Record all U.S. travel days and immigration status, then determine whether the green-card or substantial-presence test applies. Resident, nonresident and dual-status returns follow different rules.

Determine status first

Immigration status and tax residency are related but not identical

The IRS generally treats a noncitizen as a U.S. resident for federal tax purposes when the green-card test or substantial-presence test is met, subject to exceptions and elections. Arrival-year rules can produce resident, nonresident or dual-status treatment.

Create a day-by-day U.S. travel record for the current and prior two years. Identify visa category, green-card dates and any days potentially excluded from the presence test.

Worldwide records

Collect U.S. and Taiwan income before choosing forms

A U.S. resident alien generally reports worldwide income for the resident period. A nonresident follows different sourcing and filing rules. Wages, bonuses, bank interest, investments, pensions, insurance and employer payments may require separate analysis.

Save Forms W-2 and 1099, Taiwan wage and account statements, relocation records, investment basis and currency-conversion support. Do not assume that leaving money in Taiwan keeps it outside U.S. reporting.

No transfer is required for a reporting duty to exist.Tax residency, ownership and income—not movement of cash—drive many U.S. filing questions.

Federal, foreign and Arizona forms

Review income tax and information reports separately

FBAR and Form 8938 are separate regimes with different thresholds and definitions. Foreign pooled investments, retirement interests and company accounts can create specialized questions.

Arizona residency and part-year filing must also be reviewed. Use a cross-border tax professional who works with U.S.–Taiwan arrival years; the financial plan should preserve complete records and cash for any balance due.

Frequently asked questions

Questions employees ask next

Do I report Taiwan accounts on my first U.S. tax return?
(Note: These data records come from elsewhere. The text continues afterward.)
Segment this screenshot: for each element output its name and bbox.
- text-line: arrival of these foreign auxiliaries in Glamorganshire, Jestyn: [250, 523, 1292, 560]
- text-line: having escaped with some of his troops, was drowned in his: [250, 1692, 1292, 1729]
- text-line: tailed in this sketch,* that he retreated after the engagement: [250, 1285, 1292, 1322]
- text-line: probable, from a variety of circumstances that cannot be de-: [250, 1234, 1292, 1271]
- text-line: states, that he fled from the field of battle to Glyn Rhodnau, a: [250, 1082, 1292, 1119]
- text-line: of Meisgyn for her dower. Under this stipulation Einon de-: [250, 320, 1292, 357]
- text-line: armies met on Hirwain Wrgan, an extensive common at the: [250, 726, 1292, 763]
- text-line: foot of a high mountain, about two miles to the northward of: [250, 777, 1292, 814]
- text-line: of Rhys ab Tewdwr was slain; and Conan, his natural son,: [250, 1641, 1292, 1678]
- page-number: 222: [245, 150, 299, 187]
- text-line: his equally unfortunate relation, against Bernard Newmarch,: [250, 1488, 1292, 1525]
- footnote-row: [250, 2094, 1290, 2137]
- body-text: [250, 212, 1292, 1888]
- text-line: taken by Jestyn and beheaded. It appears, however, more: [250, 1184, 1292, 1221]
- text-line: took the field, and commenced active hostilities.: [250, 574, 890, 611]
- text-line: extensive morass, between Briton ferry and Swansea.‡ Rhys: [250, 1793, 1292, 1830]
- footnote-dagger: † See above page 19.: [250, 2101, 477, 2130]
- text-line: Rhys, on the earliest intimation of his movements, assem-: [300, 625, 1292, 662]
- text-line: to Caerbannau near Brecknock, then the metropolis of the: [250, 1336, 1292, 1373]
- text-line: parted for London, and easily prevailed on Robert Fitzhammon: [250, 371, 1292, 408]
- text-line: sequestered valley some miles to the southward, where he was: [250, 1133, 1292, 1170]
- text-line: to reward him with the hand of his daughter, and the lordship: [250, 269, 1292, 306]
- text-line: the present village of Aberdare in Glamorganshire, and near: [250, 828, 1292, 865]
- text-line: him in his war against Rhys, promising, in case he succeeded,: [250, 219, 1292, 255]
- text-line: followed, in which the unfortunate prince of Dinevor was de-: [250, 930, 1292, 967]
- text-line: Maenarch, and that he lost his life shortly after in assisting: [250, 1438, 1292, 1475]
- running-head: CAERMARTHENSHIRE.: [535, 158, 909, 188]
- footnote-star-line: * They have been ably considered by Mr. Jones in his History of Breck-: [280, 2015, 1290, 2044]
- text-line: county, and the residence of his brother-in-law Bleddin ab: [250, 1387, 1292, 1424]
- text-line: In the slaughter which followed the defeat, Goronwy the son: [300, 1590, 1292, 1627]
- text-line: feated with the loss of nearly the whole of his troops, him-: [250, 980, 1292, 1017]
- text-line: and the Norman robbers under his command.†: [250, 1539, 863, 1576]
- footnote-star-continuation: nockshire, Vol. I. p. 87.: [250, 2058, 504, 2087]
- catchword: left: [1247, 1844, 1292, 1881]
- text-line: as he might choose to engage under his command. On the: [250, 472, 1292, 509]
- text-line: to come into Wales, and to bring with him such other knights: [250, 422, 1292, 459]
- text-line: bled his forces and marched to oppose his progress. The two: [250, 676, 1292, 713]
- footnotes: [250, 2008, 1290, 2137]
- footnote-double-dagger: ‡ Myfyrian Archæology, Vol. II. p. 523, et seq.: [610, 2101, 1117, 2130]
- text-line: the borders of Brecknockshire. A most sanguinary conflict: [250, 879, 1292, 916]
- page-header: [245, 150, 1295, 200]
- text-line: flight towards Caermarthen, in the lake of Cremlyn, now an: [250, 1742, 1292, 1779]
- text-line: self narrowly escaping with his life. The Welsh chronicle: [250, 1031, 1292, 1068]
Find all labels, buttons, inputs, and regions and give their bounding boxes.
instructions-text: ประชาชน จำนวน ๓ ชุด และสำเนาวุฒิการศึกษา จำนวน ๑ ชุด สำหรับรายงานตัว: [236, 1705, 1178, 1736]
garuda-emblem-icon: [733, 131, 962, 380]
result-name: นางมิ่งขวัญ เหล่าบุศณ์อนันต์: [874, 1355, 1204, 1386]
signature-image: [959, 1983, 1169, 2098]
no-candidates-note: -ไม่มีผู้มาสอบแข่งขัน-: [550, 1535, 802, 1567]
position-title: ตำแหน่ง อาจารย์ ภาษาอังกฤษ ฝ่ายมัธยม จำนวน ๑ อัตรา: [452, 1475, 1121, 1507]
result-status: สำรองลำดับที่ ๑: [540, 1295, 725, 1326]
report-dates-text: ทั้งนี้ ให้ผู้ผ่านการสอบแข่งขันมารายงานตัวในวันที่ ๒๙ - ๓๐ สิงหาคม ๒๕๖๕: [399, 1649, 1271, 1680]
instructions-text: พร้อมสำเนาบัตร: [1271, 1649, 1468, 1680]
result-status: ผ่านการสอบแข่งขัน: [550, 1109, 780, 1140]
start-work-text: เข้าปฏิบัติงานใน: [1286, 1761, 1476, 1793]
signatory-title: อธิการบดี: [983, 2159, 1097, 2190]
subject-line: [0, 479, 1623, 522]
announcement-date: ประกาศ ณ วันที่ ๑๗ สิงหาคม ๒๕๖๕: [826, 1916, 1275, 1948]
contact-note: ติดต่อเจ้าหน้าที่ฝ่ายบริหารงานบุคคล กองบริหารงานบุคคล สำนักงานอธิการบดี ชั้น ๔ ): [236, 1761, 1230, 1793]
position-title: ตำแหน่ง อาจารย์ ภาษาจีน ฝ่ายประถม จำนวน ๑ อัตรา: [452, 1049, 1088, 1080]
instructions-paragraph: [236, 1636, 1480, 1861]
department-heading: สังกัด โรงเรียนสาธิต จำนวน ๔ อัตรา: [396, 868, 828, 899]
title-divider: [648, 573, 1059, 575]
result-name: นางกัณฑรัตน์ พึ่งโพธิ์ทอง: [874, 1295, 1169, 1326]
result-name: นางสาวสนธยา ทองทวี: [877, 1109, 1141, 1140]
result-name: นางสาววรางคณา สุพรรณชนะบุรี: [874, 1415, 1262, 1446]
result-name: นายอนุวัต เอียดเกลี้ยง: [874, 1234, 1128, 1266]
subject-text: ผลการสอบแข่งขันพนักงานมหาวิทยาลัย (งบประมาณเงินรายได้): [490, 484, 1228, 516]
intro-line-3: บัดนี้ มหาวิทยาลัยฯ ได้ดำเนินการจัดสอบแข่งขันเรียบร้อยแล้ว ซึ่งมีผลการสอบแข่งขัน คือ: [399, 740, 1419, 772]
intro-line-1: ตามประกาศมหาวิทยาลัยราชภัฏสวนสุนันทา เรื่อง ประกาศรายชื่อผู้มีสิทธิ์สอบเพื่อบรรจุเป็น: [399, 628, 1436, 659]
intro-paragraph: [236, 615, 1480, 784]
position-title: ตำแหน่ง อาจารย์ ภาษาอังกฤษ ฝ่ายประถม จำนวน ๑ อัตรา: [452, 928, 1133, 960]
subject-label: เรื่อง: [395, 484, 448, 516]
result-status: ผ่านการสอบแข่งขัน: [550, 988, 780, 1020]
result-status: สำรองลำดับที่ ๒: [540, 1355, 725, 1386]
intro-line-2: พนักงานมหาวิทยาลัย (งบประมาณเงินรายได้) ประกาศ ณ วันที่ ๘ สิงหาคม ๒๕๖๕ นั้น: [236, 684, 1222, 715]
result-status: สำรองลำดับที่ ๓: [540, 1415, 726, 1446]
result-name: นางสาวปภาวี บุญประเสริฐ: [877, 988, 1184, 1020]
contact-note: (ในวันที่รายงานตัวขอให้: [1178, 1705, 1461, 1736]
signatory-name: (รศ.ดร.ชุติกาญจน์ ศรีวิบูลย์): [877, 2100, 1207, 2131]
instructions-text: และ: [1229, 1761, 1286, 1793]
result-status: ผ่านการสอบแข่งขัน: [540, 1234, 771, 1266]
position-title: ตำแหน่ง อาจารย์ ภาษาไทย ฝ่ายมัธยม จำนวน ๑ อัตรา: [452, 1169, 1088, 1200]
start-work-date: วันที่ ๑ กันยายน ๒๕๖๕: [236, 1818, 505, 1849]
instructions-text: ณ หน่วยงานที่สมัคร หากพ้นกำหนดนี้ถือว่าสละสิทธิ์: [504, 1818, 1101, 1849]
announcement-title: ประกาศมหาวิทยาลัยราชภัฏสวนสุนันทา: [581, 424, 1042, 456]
Possibly. U.S.-person status, account type, ownership and thresholds determine FBAR, Form 8938 and income reporting. Review each separately.

What is a dual-status tax year?

It is a year in which a person is a U.S. resident for part of the year and a nonresident for another part. Special filing rules apply.

Does Taiwan have a U.S. income-tax treaty?

Taiwan is not on the IRS list of U.S. income-tax treaties in force as of this review. Do not assume treaty relief.